Visiting Italy's floating city was life-changing for me in many ways. Venice was the first city I saw in Europe, the first place I'd travelled to as a young adult (sans mum and dad) and the exact place where my obsession with travelling began. Beyond the initial travellers' awe I was also swept up in the cities’ romance and found myself becoming whimsically lost in what can only be described as one of the most beautiful cities on earth. If you're visiting Venice for the first time, you'll want to make the most of your stay and hopefully the following tips can help you do just that!
When deciding where to base yourself, be sure to stay on Venezia Island as opposed to mainland Venice. Its reputation for being exorbitantly expensive is not always true to form. With some compulsive googling and a bit of commitment it is certainly possible to find clean, comfortable and modern accommodation at a reasonable price. I stayed in a small hotel named Al Canal Regio which not only ticked all these boxes, but was intimate and traditional in its decor and located within walking distance of all the 'must-see' attractions on the island. As far as exploring the city, navigating the streets of Venice is a task that even an experienced traveller would find daunting. Ensure you familiarise yourself with the location of your hotel and carry a map (or use maps.me to roam stress-free). You can easily uncover some amazing sites, statues and stores just by wondering down the tangled alleys and crossing a few unfamiliar bridges.

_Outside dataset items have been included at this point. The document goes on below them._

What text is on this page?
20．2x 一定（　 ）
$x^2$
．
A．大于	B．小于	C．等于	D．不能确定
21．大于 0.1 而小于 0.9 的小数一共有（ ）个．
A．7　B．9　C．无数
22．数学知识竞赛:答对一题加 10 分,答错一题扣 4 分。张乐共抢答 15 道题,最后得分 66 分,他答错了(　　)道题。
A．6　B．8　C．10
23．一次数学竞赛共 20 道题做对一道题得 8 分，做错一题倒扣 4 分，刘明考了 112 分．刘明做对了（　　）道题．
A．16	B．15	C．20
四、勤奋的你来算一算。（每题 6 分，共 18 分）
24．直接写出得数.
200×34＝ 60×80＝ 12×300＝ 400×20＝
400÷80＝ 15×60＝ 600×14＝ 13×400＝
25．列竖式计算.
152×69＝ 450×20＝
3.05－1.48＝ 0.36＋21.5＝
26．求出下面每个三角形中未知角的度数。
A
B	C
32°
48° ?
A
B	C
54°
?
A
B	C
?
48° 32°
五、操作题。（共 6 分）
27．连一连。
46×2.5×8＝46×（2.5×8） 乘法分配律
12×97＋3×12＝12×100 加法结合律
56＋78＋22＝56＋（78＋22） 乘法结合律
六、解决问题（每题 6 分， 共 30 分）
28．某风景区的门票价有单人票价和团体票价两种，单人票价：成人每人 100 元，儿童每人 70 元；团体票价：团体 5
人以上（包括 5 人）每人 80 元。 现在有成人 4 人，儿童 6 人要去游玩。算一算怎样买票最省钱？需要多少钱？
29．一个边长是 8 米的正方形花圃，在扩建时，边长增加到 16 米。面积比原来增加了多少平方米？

St. Mark's Square and the Grand Canal are the most notable tourist attraction in Venice and fortunately both are free to visit. Locating either is a piece of cake (tiramisu?) and merely a matter of navigating the streets or, if you get lost, gravitating toward the most tourist-congested areas. The architecture of St. Mark’s is breathtakingly beautiful, the grandeur and size speaks for itself. Much to my delight, the famed pigeons were no where to be seen and when they did appear they had little interest in my food offerings (FYI: I hate birds). As for the Grand Canal, gliding through on a gondola is one of the most coveted ways to experience it's beauty and right at the top of most Venetian bucket lists. Keep in mind the cost if this activity is steep to say the least. Really think about how you would like to enjoy this experience; a romantic evening admiring the cities lights or a vibrant day trip? I took my ride in the afternoon and retrospectively feel that this was a great way to see the canal, take my obligatory gondola photo and get the best value for money.
All of this site seeing is sure to have you feeling a bit peckish but try and resist the urge to dine at the nearby water-front tourist spots. Learn from my mistake- the food is generally sub-par and the prices are sky-high. Keep those legs moving and do a little more wondering away from the main square to find authentic local restaurants tucked away in the many little alleyways and twisting streets for a delicious bite to eat that won't burn a hole in your pockets.
If you grow tired of the Venice microcosm, consider visiting the surrounding islands that are both easily accessible and able to be explored over the course of a day. Each island has it's own drawcard, the most popular being Murano, Burano, and Torcello. If visiting the islands is an option that intrigues you, avoid the organised, pricy 'day trips' and simply explore solo using the local Vaporetto (water bus) which is economic and reliable. For me, the undoubted highlight of my island exploration was Burano, easily reached using the line 12 Vaparetto. Burano is a picturesque island filled with technicolour houses, charming fishing boats and freshly washed linen draped from every windowsill. It is a quaint little island which hasn’t lost its charm despite its increasing popularity with tourists. You can happily snap hundreds of pictures of each unique and quirky home on the island, making it the ideal backdrop for some holiday snaps. Another of Burano's stellar features links back to its roots as a prominent fishing village, and that ‘feature’ is the food. Be sure to enjoy some seafood on the waterfront- not only is it fresher, but also significantly cheaper than the seafood found on the main island.
My love affair with Venice started long before I ever set foot on the island and has continued long after I've left. Most guides had recommended a short 'weekend' stay however I found Venice to be one of those rare places where you feel happy just existing, without any pressure to see a long checklist of tourist sites and attractions. Take your time to slow down and be romanticised by the city, and don't forget to binge on some world-class Italian carbs!